Die Frau, die ihren Mann auf dem Flohmarkt verkaufte (Gekürzt)
Kritik
Manchmal sind es die Geschichten, die sich ganz unaufgeregt ausbreiten und einen gleichzeitig warm ums Herz werden lassen – genau so fühlt sich „Die Frau, die ihren Mann auf dem Flohmarkt verkaufte“ von Rafik Schami an. Dieses Hörbuch ist wie eine Einladung in eine Welt, in der Erzählen noch echtes Handwerk ist, gewürzt mit einer guten Portion Humor und Lebenserfahrung.
Rafik Schami nimmt uns mit auf eine Reise zurück in seine Kindheit in Damaskus, wo das Erzählen von Geschichten kein bloßes Zeitvertreib war, sondern eine Kunstform, die Menschen zusammenbrachte. Dabei steht nicht nur das Märchenerzählen im Fokus, sondern vor allem auch sein ganz persönlicher Blick auf Familie, Traditionen und die faszinierende Kulturlandschaft seiner Heimat.

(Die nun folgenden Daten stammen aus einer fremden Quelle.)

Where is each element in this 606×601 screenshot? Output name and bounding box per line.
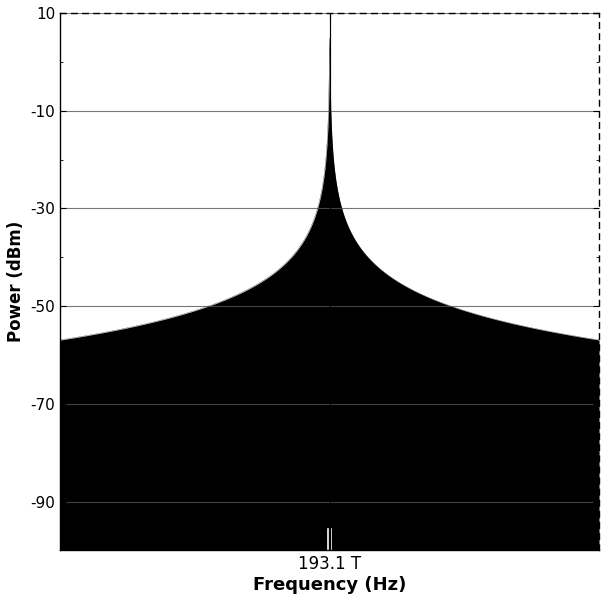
X-axis label: Frequency (Hz): Frequency (Hz) — [253, 576, 407, 594]
Y-axis label: Power (dBm): Power (dBm) — [7, 221, 25, 343]
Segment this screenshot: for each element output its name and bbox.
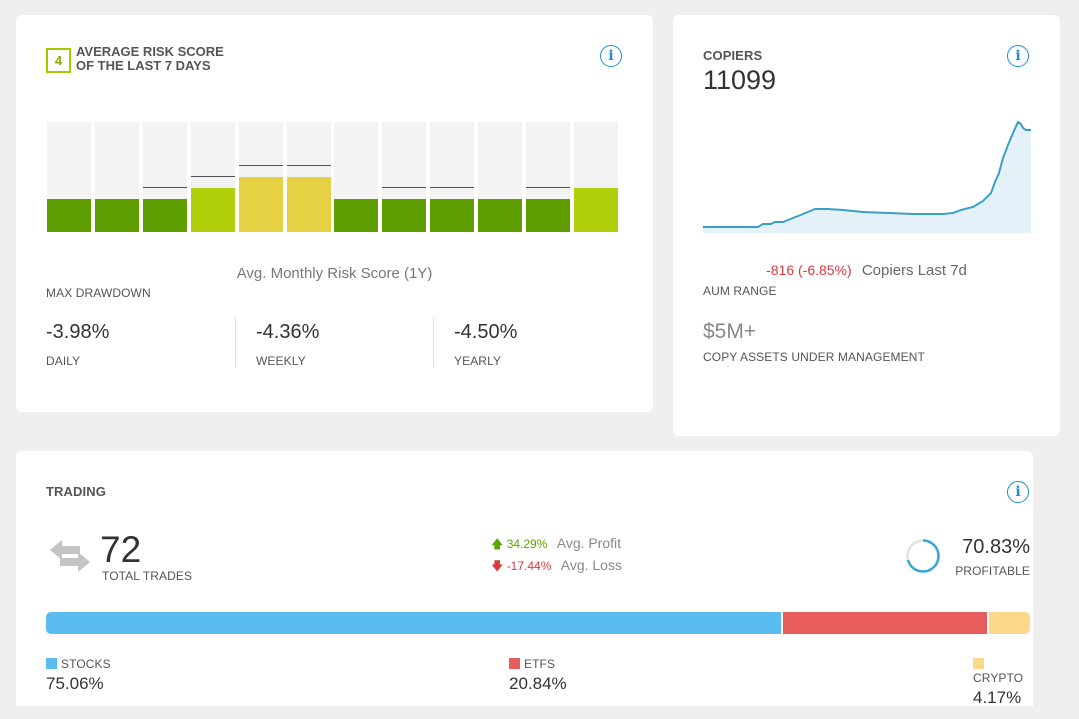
copiers-trend-line bbox=[703, 120, 1031, 228]
risk-bar-fill bbox=[526, 199, 570, 232]
total-trades-label: TOTAL TRADES bbox=[102, 569, 193, 583]
copiers-title: COPIERS bbox=[703, 48, 763, 63]
avg-monthly-risk-label: Avg. Monthly Risk Score (1Y) bbox=[236, 265, 433, 282]
drawdown-value: -4.50% bbox=[454, 321, 518, 343]
trading-card: TRADING i 72 TOTAL TRADES 🡅 34.29% Avg. … bbox=[16, 451, 1033, 708]
risk-bar-marker bbox=[382, 187, 427, 188]
risk-bar-fill bbox=[334, 199, 379, 232]
risk-bar-fill bbox=[47, 199, 91, 232]
risk-bar bbox=[190, 122, 235, 232]
drawdown-period: YEARLY bbox=[454, 354, 502, 368]
legend-crypto: CRYPTO 4.17% bbox=[973, 657, 1033, 708]
risk-bar bbox=[334, 122, 379, 232]
arrow-down-icon: 🡇 bbox=[491, 559, 504, 573]
risk-bar-fill bbox=[430, 199, 475, 232]
profitable-label: PROFITABLE bbox=[955, 564, 1030, 578]
risk-bar-marker bbox=[142, 187, 187, 188]
risk-bar-marker bbox=[190, 176, 235, 177]
drawdown-daily: -3.98% DAILY bbox=[46, 315, 110, 368]
risk-bar-marker bbox=[238, 165, 283, 166]
legend-label: CRYPTO bbox=[973, 671, 1024, 685]
copiers-change-value: -816 (-6.85%) bbox=[766, 262, 852, 278]
risk-bar-fill bbox=[478, 199, 523, 232]
risk-bar bbox=[238, 122, 283, 232]
info-icon[interactable]: i bbox=[600, 45, 622, 67]
avg-profit-value: 34.29% bbox=[506, 537, 548, 551]
risk-bar-marker bbox=[430, 187, 475, 188]
risk-bar-fill bbox=[382, 199, 427, 232]
risk-score-title: AVERAGE RISK SCORE OF THE LAST 7 DAYS bbox=[76, 44, 224, 73]
risk-bar-marker bbox=[526, 187, 570, 188]
trading-title: TRADING bbox=[46, 484, 106, 499]
profitable-ring bbox=[906, 539, 940, 573]
legend-value: 75.06% bbox=[46, 674, 104, 693]
risk-bar bbox=[526, 122, 570, 232]
info-icon[interactable]: i bbox=[1007, 481, 1029, 503]
drawdown-value: -4.36% bbox=[256, 321, 320, 343]
legend-value: 4.17% bbox=[973, 688, 1022, 707]
risk-score-card: 4 AVERAGE RISK SCORE OF THE LAST 7 DAYS … bbox=[16, 15, 653, 412]
copiers-trend-area bbox=[703, 122, 1031, 233]
risk-bar bbox=[430, 122, 475, 232]
copiers-card: COPIERS 11099 i -816 (-6.85%) Copiers La… bbox=[673, 15, 1060, 436]
risk-bar-fill bbox=[94, 199, 139, 232]
risk-bar bbox=[478, 122, 523, 232]
legend-stocks: STOCKS 75.06% bbox=[46, 657, 111, 694]
arrow-up-icon: 🡅 bbox=[491, 537, 504, 551]
copiers-change-row: -816 (-6.85%) Copiers Last 7d bbox=[673, 262, 1060, 279]
info-icon[interactable]: i bbox=[1007, 45, 1029, 67]
total-trades-value: 72 bbox=[100, 529, 142, 570]
drawdown-yearly: -4.50% YEARLY bbox=[454, 315, 518, 368]
aum-caption: COPY ASSETS UNDER MANAGEMENT bbox=[703, 350, 925, 364]
risk-bar bbox=[286, 122, 331, 232]
drawdown-weekly: -4.36% WEEKLY bbox=[256, 315, 320, 368]
etfs-swatch bbox=[509, 658, 520, 669]
risk-score-badge: 4 bbox=[46, 48, 71, 73]
risk-bar bbox=[142, 122, 187, 232]
avg-loss-value: -17.44% bbox=[506, 559, 552, 573]
profitable-ring-arc bbox=[906, 539, 940, 573]
risk-bar-marker bbox=[286, 165, 331, 166]
risk-bar-chart bbox=[47, 122, 620, 232]
allocation-segment-etfs bbox=[781, 612, 988, 634]
copiers-change-label: Copiers Last 7d bbox=[861, 262, 967, 279]
risk-bar bbox=[47, 122, 91, 232]
risk-bar-fill bbox=[190, 188, 235, 232]
drawdown-period: DAILY bbox=[46, 354, 81, 368]
risk-bar-fill bbox=[142, 199, 187, 232]
legend-label: STOCKS bbox=[61, 657, 111, 671]
allocation-bar bbox=[46, 612, 1030, 634]
risk-bar-fill bbox=[573, 188, 618, 232]
swap-arrows-icon bbox=[50, 540, 90, 572]
divider bbox=[235, 317, 236, 367]
risk-bar-fill bbox=[238, 177, 283, 232]
allocation-segment-crypto bbox=[987, 612, 1030, 634]
avg-loss-label: Avg. Loss bbox=[560, 557, 622, 573]
max-drawdown-label: MAX DRAWDOWN bbox=[46, 286, 151, 300]
risk-bar bbox=[573, 122, 618, 232]
aum-range-label: AUM RANGE bbox=[703, 284, 777, 298]
legend-etfs: ETFS 20.84% bbox=[509, 657, 567, 694]
drawdown-value: -3.98% bbox=[46, 321, 110, 343]
profitable-value: 70.83% bbox=[962, 536, 1030, 558]
avg-loss-row: 🡇 -17.44% Avg. Loss bbox=[491, 557, 622, 578]
drawdown-period: WEEKLY bbox=[256, 354, 306, 368]
copiers-count: 11099 bbox=[703, 65, 777, 95]
stocks-swatch bbox=[46, 658, 57, 669]
risk-bar bbox=[94, 122, 139, 232]
aum-value: $5M+ bbox=[703, 320, 757, 343]
legend-label: ETFS bbox=[524, 657, 556, 671]
avg-profit-row: 🡅 34.29% Avg. Profit bbox=[491, 535, 621, 556]
copiers-trend-chart bbox=[703, 120, 1031, 233]
divider bbox=[433, 317, 434, 367]
legend-value: 20.84% bbox=[509, 674, 567, 693]
allocation-segment-stocks bbox=[46, 612, 782, 634]
risk-bar-fill bbox=[286, 177, 331, 232]
risk-bar bbox=[382, 122, 427, 232]
avg-profit-label: Avg. Profit bbox=[556, 535, 622, 551]
crypto-swatch bbox=[973, 658, 984, 669]
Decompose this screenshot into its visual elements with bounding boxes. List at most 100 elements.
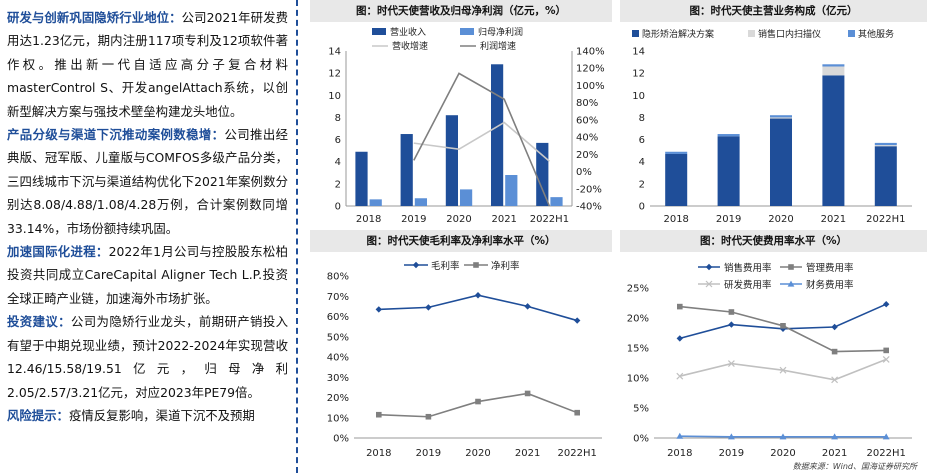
paragraph-body: 公司为隐矫行业龙头，前期研产销投入有望于中期兑现业绩，预计2022-2024年实… [7, 314, 289, 400]
x-tick-label: 2021 [821, 214, 846, 225]
source-note: 数据来源：Wind、国海证券研究所 [792, 462, 917, 471]
legend-swatch-profit [460, 28, 474, 35]
y-tick-label-right: -20% [576, 184, 602, 195]
point-gross-margin [524, 303, 531, 310]
y-tick-label-right: 60% [576, 115, 598, 126]
legend-label: 净利率 [491, 260, 520, 272]
x-tick-label: 2022H1 [530, 214, 569, 225]
y-tick-label: 80% [327, 272, 349, 283]
y-tick-label: 8 [639, 113, 645, 124]
legend-marker [473, 262, 479, 268]
legend-label: 利润增速 [480, 40, 516, 52]
point-gross-margin [375, 306, 382, 313]
legend-label: 其他服务 [858, 28, 894, 40]
point-gross-margin [425, 304, 432, 311]
legend-marker [412, 261, 420, 269]
legend-label: 研发费用率 [724, 279, 772, 291]
y-tick-label-right: 120% [576, 64, 605, 75]
point-admin-expense [728, 309, 735, 315]
point-selling-expense [676, 335, 683, 342]
point-selling-expense [831, 323, 838, 331]
bar-net-profit [460, 189, 473, 206]
legend-label: 归母净利润 [478, 26, 523, 38]
y-tick-label: 40% [327, 353, 349, 364]
y-tick-label-left: 4 [335, 157, 341, 168]
y-tick-label-left: 10 [328, 91, 341, 102]
y-tick-label-left: 8 [335, 113, 341, 124]
bar-segment-other [874, 142, 897, 146]
bar-segment-clear-aligner [717, 136, 740, 206]
point-admin-expense [780, 323, 786, 329]
bar-segment-other [769, 115, 793, 118]
paragraph-body: 公司2021年研发费用达1.23亿元，期内注册117项专利及12项软件著作权。推… [7, 10, 288, 119]
bar-segment-scanner [822, 66, 845, 76]
y-tick-label-right: 20% [576, 150, 598, 161]
y-tick-label: 0% [333, 434, 349, 445]
bar-segment-clear-aligner [822, 75, 845, 206]
analysis-text-panel: 研发与创新巩固隐矫行业地位：公司2021年研发费用达1.23亿元，期内注册117… [0, 0, 298, 473]
y-tick-label: 0% [633, 434, 649, 445]
y-tick-label: 70% [327, 292, 349, 303]
bar-revenue [400, 134, 413, 206]
x-tick-label: 2021 [822, 448, 847, 459]
legend-swatch-clear-aligner [632, 30, 639, 37]
paragraph-heading: 研发与创新巩固隐矫行业地位： [7, 10, 182, 25]
bar-revenue [355, 151, 368, 206]
x-tick-label: 2019 [401, 214, 426, 225]
point-finance-expense [779, 433, 787, 440]
point-gross-margin [474, 292, 482, 299]
bar-net-profit [414, 198, 428, 206]
y-tick-label-left: 12 [328, 69, 341, 80]
chart-title: 图：时代天使营收及归母净利润（亿元，%） [310, 0, 612, 22]
y-tick-label: 14 [632, 47, 645, 58]
chart-title: 图：时代天使费用率水平（%） [620, 230, 927, 252]
y-tick-label-left: 0 [335, 202, 341, 213]
bar-segment-clear-aligner [874, 146, 897, 206]
y-tick-label-right: 100% [576, 81, 605, 92]
x-tick-label: 2018 [356, 214, 381, 225]
paragraph-body: 公司推出经典版、冠军版、儿童版与COMFOS多级产品分类，三四线城市下沉与渠道结… [7, 127, 289, 236]
y-tick-label-right: 80% [576, 98, 598, 109]
chart-title: 图：时代天使主营业务构成（亿元） [620, 0, 927, 22]
x-tick-label: 2019 [716, 214, 741, 225]
legend-label: 毛利率 [431, 260, 460, 272]
x-tick-label: 2022H1 [867, 448, 906, 459]
bar-net-profit [505, 175, 518, 206]
paragraph-body: 疫情反复影响，渠道下沉不及预期 [68, 407, 255, 423]
y-tick-label-right: 140% [576, 47, 605, 58]
analysis-paragraph: 产品分级与渠道下沉推动案例数稳增：公司推出经典版、冠军版、儿童版与COMFOS多… [7, 123, 288, 240]
analysis-paragraph: 加速国际化进程：2022年1月公司与控股股东松柏投资共同成立CareCapita… [7, 240, 288, 310]
legend-marker [788, 264, 794, 270]
legend-marker [705, 280, 713, 288]
paragraph-heading: 风险提示： [7, 407, 69, 423]
paragraph-heading: 投资建议： [7, 314, 71, 330]
y-tick-label: 5% [633, 404, 649, 415]
point-rd-expense [727, 360, 735, 368]
point-finance-expense [882, 433, 890, 440]
bar-revenue [445, 115, 458, 206]
y-tick-label: 10% [627, 374, 649, 385]
y-tick-label-right: -40% [576, 202, 602, 213]
analysis-paragraph: 投资建议：公司为隐矫行业龙头，前期研产销投入有望于中期兑现业绩，预计2022-2… [7, 310, 288, 404]
x-tick-label: 2021 [491, 214, 516, 225]
point-net-margin [376, 411, 382, 418]
bar-segment-clear-aligner [665, 153, 688, 206]
x-tick-label: 2018 [667, 448, 692, 459]
y-tick-label: 4 [639, 157, 645, 168]
point-selling-expense [883, 301, 890, 308]
bar-segment-other [665, 151, 688, 154]
x-tick-label: 2020 [768, 214, 793, 225]
y-tick-label-left: 2 [335, 179, 341, 190]
point-net-margin [475, 398, 481, 405]
point-rd-expense [831, 376, 839, 384]
analysis-paragraph: 风险提示：疫情反复影响，渠道下沉不及预期 [7, 404, 288, 427]
point-admin-expense [677, 303, 683, 310]
line-revenue-growth [413, 121, 550, 162]
business-mix-chart: 图：时代天使主营业务构成（亿元） 隐形矫治解决方案 销售口内扫描仪 其他服务 0 2 4 6… [620, 0, 927, 232]
y-tick-label-left: 14 [328, 47, 341, 58]
y-tick-label: 15% [627, 344, 649, 355]
bar-segment-other [822, 64, 845, 67]
x-tick-label: 2020 [446, 214, 471, 225]
legend-label: 隐形矫治解决方案 [642, 28, 714, 40]
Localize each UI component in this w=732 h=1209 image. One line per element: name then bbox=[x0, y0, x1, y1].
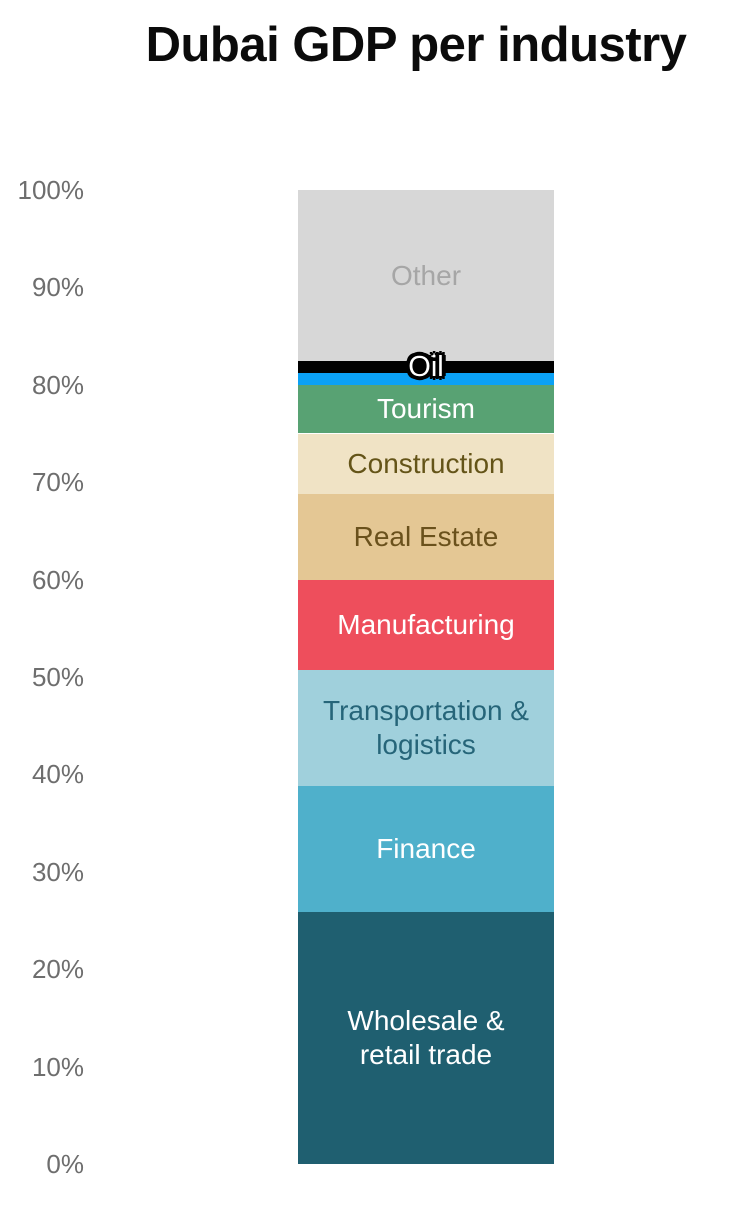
y-axis-tick-label: 0% bbox=[46, 1149, 84, 1179]
y-axis-tick-label: 80% bbox=[31, 369, 84, 400]
y-axis-tick-label: 70% bbox=[31, 467, 84, 498]
segment-label-line: Wholesale & bbox=[347, 1004, 505, 1036]
bar-segment-transportation-logistics: Transportation & logistics bbox=[298, 670, 554, 787]
y-axis-tick-label: 10% bbox=[31, 1051, 84, 1082]
bar-segment-oil bbox=[298, 373, 554, 385]
bar-segment-label-oil: Oil bbox=[408, 351, 444, 384]
segment-label-line: Transportation & bbox=[323, 695, 529, 727]
bar-segment-real-estate: Real Estate bbox=[298, 493, 554, 580]
chart-title: Dubai GDP per industry bbox=[145, 18, 687, 72]
bar-segment-tourism: Tourism bbox=[298, 384, 554, 434]
y-axis-tick-label: 40% bbox=[31, 759, 84, 790]
segment-label-line: retail trade bbox=[359, 1038, 493, 1070]
y-axis-tick-label: 60% bbox=[31, 564, 84, 595]
y-axis-tick-label: 90% bbox=[31, 272, 84, 303]
y-axis-tick-label: 30% bbox=[31, 856, 84, 887]
y-axis-tick-label: 20% bbox=[31, 954, 84, 985]
bar-segment-oil-marker-line bbox=[298, 361, 554, 374]
segment-label-line: Manufacturing bbox=[337, 608, 515, 640]
segment-label-line: logistics bbox=[376, 729, 476, 761]
segment-label-line: Finance bbox=[376, 832, 476, 864]
segment-label-line: Real Estate bbox=[353, 520, 499, 552]
bar-segment-other: Other bbox=[298, 190, 554, 362]
bar-segment-wholesale-retail-trade: Wholesale & retail trade bbox=[298, 911, 554, 1164]
bar-segment-finance: Finance bbox=[298, 786, 554, 912]
bar-segment-construction: Construction bbox=[298, 433, 554, 494]
segment-label-line: Other bbox=[390, 259, 462, 291]
bar-segment-manufacturing: Manufacturing bbox=[298, 579, 554, 671]
y-axis-tick-label: 50% bbox=[31, 662, 84, 692]
y-axis-tick-label: 100% bbox=[17, 175, 85, 205]
segment-label-line: Construction bbox=[347, 447, 505, 479]
segment-label-line: Tourism bbox=[376, 393, 475, 425]
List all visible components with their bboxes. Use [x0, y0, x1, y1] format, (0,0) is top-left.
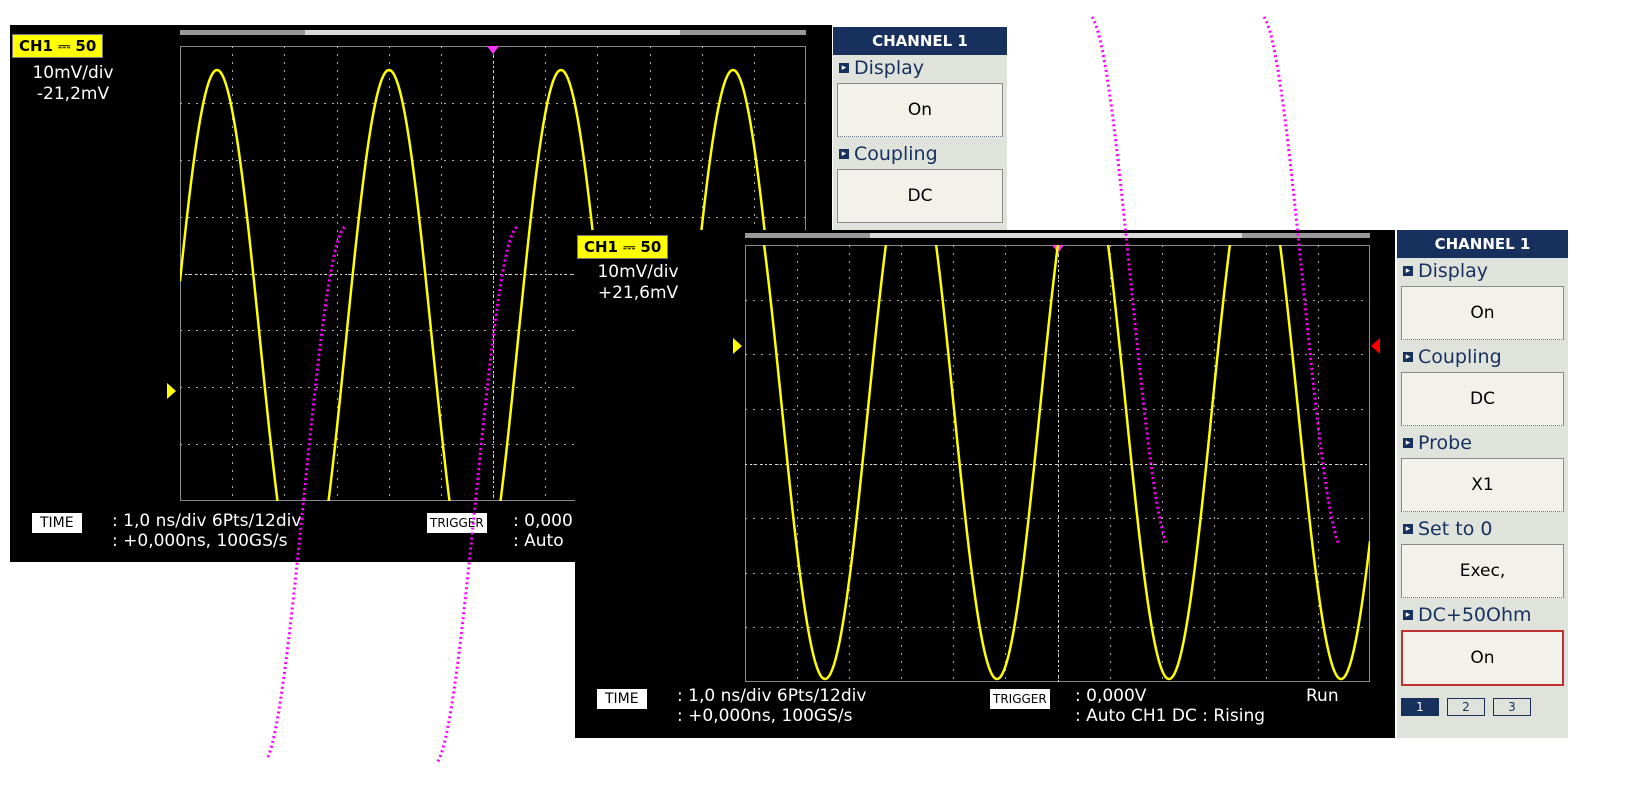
offset-value: +21,6mV: [597, 283, 679, 303]
run-state[interactable]: Run: [1306, 686, 1339, 706]
channel-badge[interactable]: CH1 ⎓ 50: [12, 34, 104, 58]
oscilloscope-screen-front: CH1 ⎓ 50 10mV/div +21,6mV TIME : 1,0 ns/…: [575, 230, 1395, 738]
volts-per-div: 10mV/div: [32, 63, 114, 83]
waveform-grid: [745, 245, 1370, 682]
offset-value: -21,2mV: [36, 84, 110, 104]
arrow-right-icon: ▸: [1403, 610, 1413, 620]
trigger-info-line1: : 0,000V: [1075, 686, 1147, 706]
arrow-right-icon: ▸: [1403, 266, 1413, 276]
channel-menu: CHANNEL 1 ▸ Display On ▸ Coupling DC ▸ Prob…: [1397, 230, 1568, 738]
menu-page-selector: 1 2 3: [1397, 690, 1568, 716]
coupling-value-button[interactable]: DC: [837, 169, 1003, 223]
waveform-trace: [180, 68, 795, 501]
trigger-info-line1: : 0,000: [513, 511, 573, 531]
dc-50ohm-value-button[interactable]: On: [1401, 630, 1564, 686]
memory-bar: [180, 30, 806, 35]
menu-title: CHANNEL 1: [833, 27, 1007, 55]
menu-item-coupling[interactable]: ▸ Coupling: [833, 141, 1007, 167]
display-value-button[interactable]: On: [1401, 286, 1564, 340]
menu-page-1[interactable]: 1: [1401, 698, 1439, 716]
arrow-right-icon: ▸: [1403, 524, 1413, 534]
menu-item-display[interactable]: ▸ Display: [833, 55, 1007, 81]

Die Figuren – allen voran seine Eltern und sein Großvater – werden liebevoll und lebendig porträtiert, sodass man sie fast neben sich sitzen sieht und ihren schelmischen Worten lauscht.
Was ich besonders geschätzt habe: Schamis Erzählstil ist frisch und unverkrampft, fast als würde man im Café neben ihm sitzen und ihm beim Plaudern zuhören. Er will nicht belehren, sondern unterhalten – und das gelingt ihm hervorragend. Die Mischung aus lebhaften Anekdoten, zarten Erinnerungen und einem Augenzwinkern macht das Hören zu einem echten Genuss.
Ein kleiner Kritikpunkt: Die gekürzte Fassung lässt hier und da vielleicht etwas Tiefe vermissen, besonders bei manchen Erzählsträngen, die durchaus mehr Raum verdient hätten. Doch gerade die Kürze macht das Hörbuch auch ideal für zwischendurch, ohne sich zu sehr in Details zu verlieren.
Wer auf Geschichten steht, die Herz und Humor vereinen, und gerne in eine fremde Kultur eintaucht, ohne sich belehrt zu fühlen, liegt hier genau richtig. Ein kurzweiliger Erzählausflug, der lange nachhallt.
4 von 5 Sternen – charmant, lebendig und absolut hörenswert.